Did anyone from the Longview union ask you guys to shut down the port in solidarity with their fight?

No. The occupation movement doesn’t need to take marching orders from anyone. It’s a mass of people self-organizing to get their material needs met and to strike back against he 1%. Of course we’ve been aware of the issue in Longview and applauding the resistance by the longshoremen up in Longview for resisting EGT, but like I said, EGT and other companies operating up there are a concern of everyone.

Nobody from the longshoremen has asked the Occupy movement to do anything.

Are you worried about support from the union’s rank and file, or do you think you definitely have their support?

The rank and file traditionally will honor community picket lines around social justice issues. I think the longshoremen are not unaware of the aims of the Occupy movement and a lot of those aims speak to them as well. Rank and file are also part of the Occupy movement, not separate. Across the board, rank and file union members as well as non-unionized workers, make up a large part of the Occupy movement.

Any plans to coordinate more with the ILWU?

It’s a very sad thing what’s happened to the unions in the U.S. because of no-strike clauses and different legal ramifications.
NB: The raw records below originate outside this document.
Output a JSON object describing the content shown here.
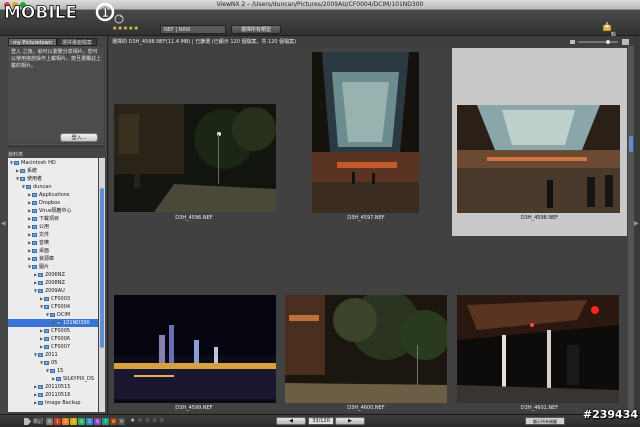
{
  "window": {
    "title": "ViewNX 2 – /Users/duncan/Pictures/2009AU/CF0004/DCIM/101ND300"
  },
  "watermark": {
    "logo_text": "MOBILE01",
    "id": "#239434"
  },
  "toolbar": {
    "rating_stars": "★★★★★",
    "format_select": "NEF | NRW",
    "view_button": "選擇所有類型",
    "right_label": "輸"
  },
  "left_panel": {
    "tabs": [
      "my Picturetown",
      "選擇畫面檔案"
    ],
    "login_text": "登入 之後，就可以瀏覽分享相片。您可以使用拖放操作上載相片。按旦選獨註上載的相片。",
    "login_button": "登入...",
    "folders_label": "資料夾",
    "tree": [
      {
        "label": "Macintosh HD",
        "depth": 0,
        "expanded": true
      },
      {
        "label": "系統",
        "depth": 1,
        "expanded": false
      },
      {
        "label": "使用者",
        "depth": 1,
        "expanded": true
      },
      {
        "label": "duncan",
        "depth": 2,
        "expanded": true
      },
      {
        "label": "Applications",
        "depth": 3,
        "expanded": false
      },
      {
        "label": "Dropbox",
        "depth": 3,
        "expanded": false
      },
      {
        "label": "Virus隔離中心",
        "depth": 3,
        "expanded": false
      },
      {
        "label": "下載項目",
        "depth": 3,
        "expanded": false
      },
      {
        "label": "公用",
        "depth": 3,
        "expanded": false
      },
      {
        "label": "文件",
        "depth": 3,
        "expanded": false
      },
      {
        "label": "音樂",
        "depth": 3,
        "expanded": false
      },
      {
        "label": "桌面",
        "depth": 3,
        "expanded": false
      },
      {
        "label": "資源庫",
        "depth": 3,
        "expanded": false
      },
      {
        "label": "圖片",
        "depth": 3,
        "expanded": true
      },
      {
        "label": "2006NZ",
        "depth": 4,
        "expanded": false
      },
      {
        "label": "2008NZ",
        "depth": 4,
        "expanded": false
      },
      {
        "label": "2009AU",
        "depth": 4,
        "expanded": true
      },
      {
        "label": "CF0003",
        "depth": 5,
        "expanded": false
      },
      {
        "label": "CF0004",
        "depth": 5,
        "expanded": true
      },
      {
        "label": "DCIM",
        "depth": 6,
        "expanded": true
      },
      {
        "label": "101ND300",
        "depth": 7,
        "expanded": false,
        "selected": true
      },
      {
        "label": "CF0005",
        "depth": 5,
        "expanded": false
      },
      {
        "label": "CF0006",
        "depth": 5,
        "expanded": false
      },
      {
        "label": "CF0007",
        "depth": 5,
        "expanded": false
      },
      {
        "label": "2011",
        "depth": 4,
        "expanded": true
      },
      {
        "label": "05",
        "depth": 5,
        "expanded": true
      },
      {
        "label": "15",
        "depth": 6,
        "expanded": true
      },
      {
        "label": "SILKYPIX_DS",
        "depth": 7,
        "expanded": false
      },
      {
        "label": "20110515",
        "depth": 4,
        "expanded": false
      },
      {
        "label": "20110516",
        "depth": 4,
        "expanded": false
      },
      {
        "label": "Image Backup",
        "depth": 4,
        "expanded": false
      }
    ]
  },
  "main": {
    "selection_info": "選擇的 D3H_4598.NEF(11.4 MB) | 已篩選 (已顯示 120 個檔案，共 120 個檔案)",
    "thumbnails": [
      {
        "filename": "D3H_4596.NEF",
        "selected": false
      },
      {
        "filename": "D3H_4597.NEF",
        "selected": false
      },
      {
        "filename": "D3H_4598.NEF",
        "selected": true
      },
      {
        "filename": "D3H_4599.NEF",
        "selected": false
      },
      {
        "filename": "D3H_4600.NEF",
        "selected": false
      },
      {
        "filename": "D3H_4601.NEF",
        "selected": false
      }
    ]
  },
  "status_bar": {
    "label_title": "標記",
    "labels": [
      "0",
      "1",
      "2",
      "3",
      "4",
      "5",
      "6",
      "7",
      "8",
      "9"
    ],
    "label_colors": [
      "#777777",
      "#c0392b",
      "#e67e22",
      "#d4ac0d",
      "#27ae60",
      "#2e86c1",
      "#8e44ad",
      "#16a085",
      "#a04000",
      "#555555"
    ],
    "rating": "★ ☆ ☆ ☆ ☆",
    "prev": "◀",
    "next": "▶",
    "page_counter": "33/120",
    "right_button": "顯示所有縮圖"
  }
}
It’s sad that unions have to distance themselves from things like this for fear of being sued.

Nobody can speak for the leadership of the ILWU. But working class people understand that EGT and Goldman Sachs are Wall Street on the waterfront, and it’s important to shut down Wall Street because of the way these big companies have plundered our lives.
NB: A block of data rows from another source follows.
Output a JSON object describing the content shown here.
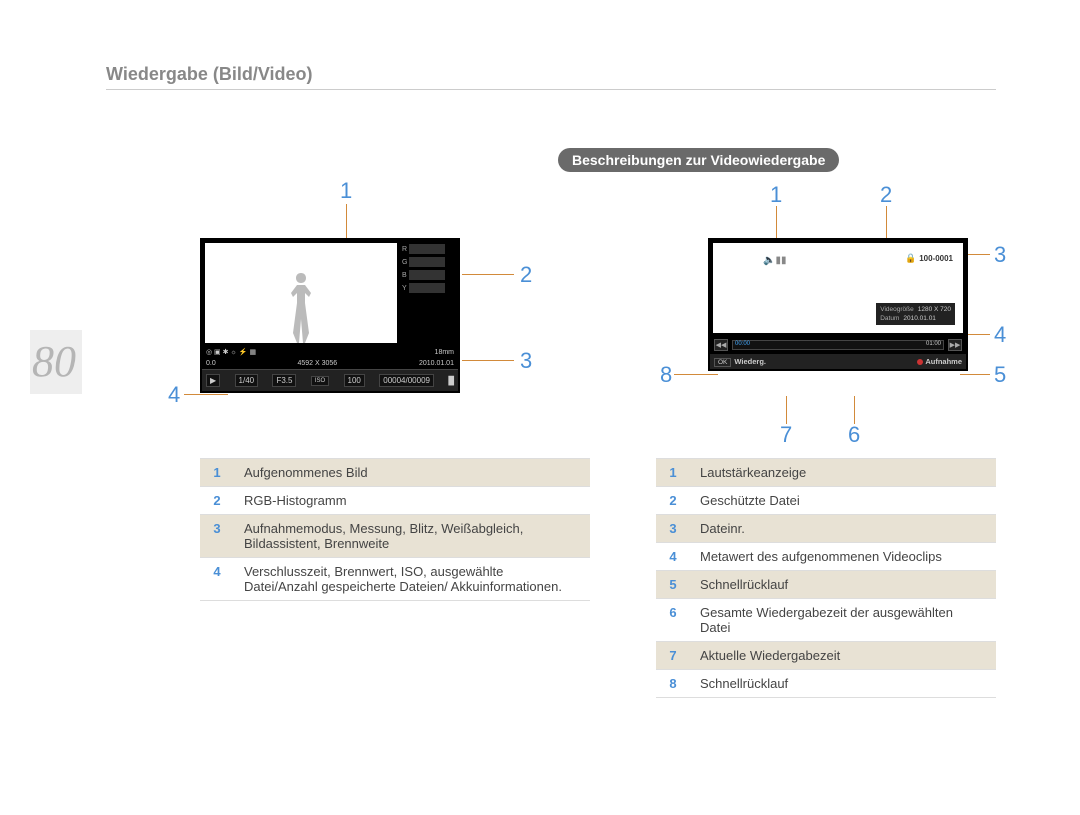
{
  "page_number": "80",
  "section_title": "Wiedergabe (Bild/Video)",
  "subtitle": "Beschreibungen zur Videowiedergabe",
  "accent_callout": "#4a8fd6",
  "leader_color": "#d28a3a",
  "image_playback": {
    "histogram_labels": [
      "R",
      "G",
      "B",
      "Y"
    ],
    "info1": {
      "focal": "18mm",
      "exposure": "0.0",
      "resolution": "4592 X 3056",
      "date": "2010.01.01"
    },
    "info2": {
      "play": "▶",
      "index": "1/40",
      "fnum": "F3.5",
      "iso_label": "ISO",
      "iso": "100",
      "files": "00004/00009",
      "battery": "█"
    },
    "callouts": [
      "1",
      "2",
      "3",
      "4"
    ],
    "legend": [
      {
        "n": "1",
        "text": "Aufgenommenes Bild"
      },
      {
        "n": "2",
        "text": "RGB-Histogramm"
      },
      {
        "n": "3",
        "text": "Aufnahmemodus, Messung, Blitz, Weißabgleich, Bildassistent, Brennweite"
      },
      {
        "n": "4",
        "text": "Verschlusszeit, Brennwert, ISO, ausgewählte Datei/Anzahl gespeicherte Dateien/ Akkuinformationen."
      }
    ]
  },
  "video_playback": {
    "file_no": "100-0001",
    "meta": {
      "size_label": "Videogröße",
      "size_value": "1280 X 720",
      "date_label": "Datum",
      "date_value": "2010.01.01"
    },
    "progress": {
      "current": "00:00",
      "total": "01:00"
    },
    "bottom": {
      "ok": "OK",
      "play": "Wiederg.",
      "rec": "Aufnahme"
    },
    "callouts": [
      "1",
      "2",
      "3",
      "4",
      "5",
      "6",
      "7",
      "8"
    ],
    "legend": [
      {
        "n": "1",
        "text": "Lautstärkeanzeige"
      },
      {
        "n": "2",
        "text": "Geschützte Datei"
      },
      {
        "n": "3",
        "text": "Dateinr."
      },
      {
        "n": "4",
        "text": "Metawert des aufgenommenen Videoclips"
      },
      {
        "n": "5",
        "text": "Schnellrücklauf"
      },
      {
        "n": "6",
        "text": "Gesamte Wiedergabezeit der ausgewählten Datei"
      },
      {
        "n": "7",
        "text": "Aktuelle Wiedergabezeit"
      },
      {
        "n": "8",
        "text": "Schnellrücklauf"
      }
    ]
  }
}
Also released yesterday, An Open Letter from America’s Port Truck Drivers on Occupy the Ports, signed by three port drivers and two other truckers:

We are the front-line workers who haul container rigs full of imported and exported goods to and from the docks and warehouses every day.

We have been elected by committees of our co-workers at the Ports of Los Angeles, Long Beach, Oakland, Seattle, Tacoma, New York and New Jersey to tell our collective story. We have accepted the honor to speak up for our brothers and sisters about our working conditions despite the risk of retaliation we face. One of us is a mother, the rest of us fathers. Between the five of us we have 11children and one more baby on the way. We have a combined 46 years of experience driving cargo from our shores for America’s stores.
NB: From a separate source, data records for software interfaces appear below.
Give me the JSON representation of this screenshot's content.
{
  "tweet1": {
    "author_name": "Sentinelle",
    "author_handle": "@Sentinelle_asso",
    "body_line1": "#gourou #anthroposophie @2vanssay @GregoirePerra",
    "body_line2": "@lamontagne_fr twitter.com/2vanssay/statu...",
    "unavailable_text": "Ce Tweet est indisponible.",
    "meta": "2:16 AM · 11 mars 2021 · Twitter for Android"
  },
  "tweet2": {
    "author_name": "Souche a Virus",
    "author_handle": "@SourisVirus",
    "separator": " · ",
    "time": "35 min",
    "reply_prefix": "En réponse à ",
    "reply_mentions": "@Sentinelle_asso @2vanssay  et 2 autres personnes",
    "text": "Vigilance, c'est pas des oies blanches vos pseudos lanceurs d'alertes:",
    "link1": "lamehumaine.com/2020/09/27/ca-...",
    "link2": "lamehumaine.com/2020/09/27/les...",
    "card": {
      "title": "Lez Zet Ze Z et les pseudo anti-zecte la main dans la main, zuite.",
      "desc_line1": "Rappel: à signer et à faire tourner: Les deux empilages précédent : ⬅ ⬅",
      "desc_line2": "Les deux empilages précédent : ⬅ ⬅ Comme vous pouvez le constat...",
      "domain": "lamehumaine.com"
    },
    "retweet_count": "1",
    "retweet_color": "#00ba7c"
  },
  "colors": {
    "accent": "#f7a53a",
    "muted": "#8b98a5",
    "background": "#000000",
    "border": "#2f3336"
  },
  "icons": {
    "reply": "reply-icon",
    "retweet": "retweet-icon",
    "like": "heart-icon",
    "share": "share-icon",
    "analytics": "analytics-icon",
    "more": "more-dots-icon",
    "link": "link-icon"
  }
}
We are inspired that a non-violent democratic movement that insists on basic economic fairness is capturing the hearts and minds of so many working people. Thank you “99 Percenters” for hearing our call for justice. We are humbled and overwhelmed by recent attention. Normally we are invisible.

Today’s demonstrations will impact us. While we cannot officially speak for every worker who shares our occupation, we can use this opportunity to reveal what it’s like to walk a day in our shoes for the 110,000 of us in America whose job it is to be a port truck driver. It may be tempting for media to ask questions about whether we support a shutdown, but there are no easy answers. Instead, we ask you, are you willing to listen and learn why a one-word response is impossible?

The letter goes on to describe poor working conditions and a loss of labor rights in the trucking industry.

Expressing a different viewpoint yesterday were some of the truckers who told our reporter, Caitlin Esch, that they were really angry.

“A lot of the truckers came in from far away,” Esch said. “Nevada, Denver, Kansas, and so they’re not leaving until they complete their task. The truckers say they’re going to be living in their trucks until they can complete their assignments.”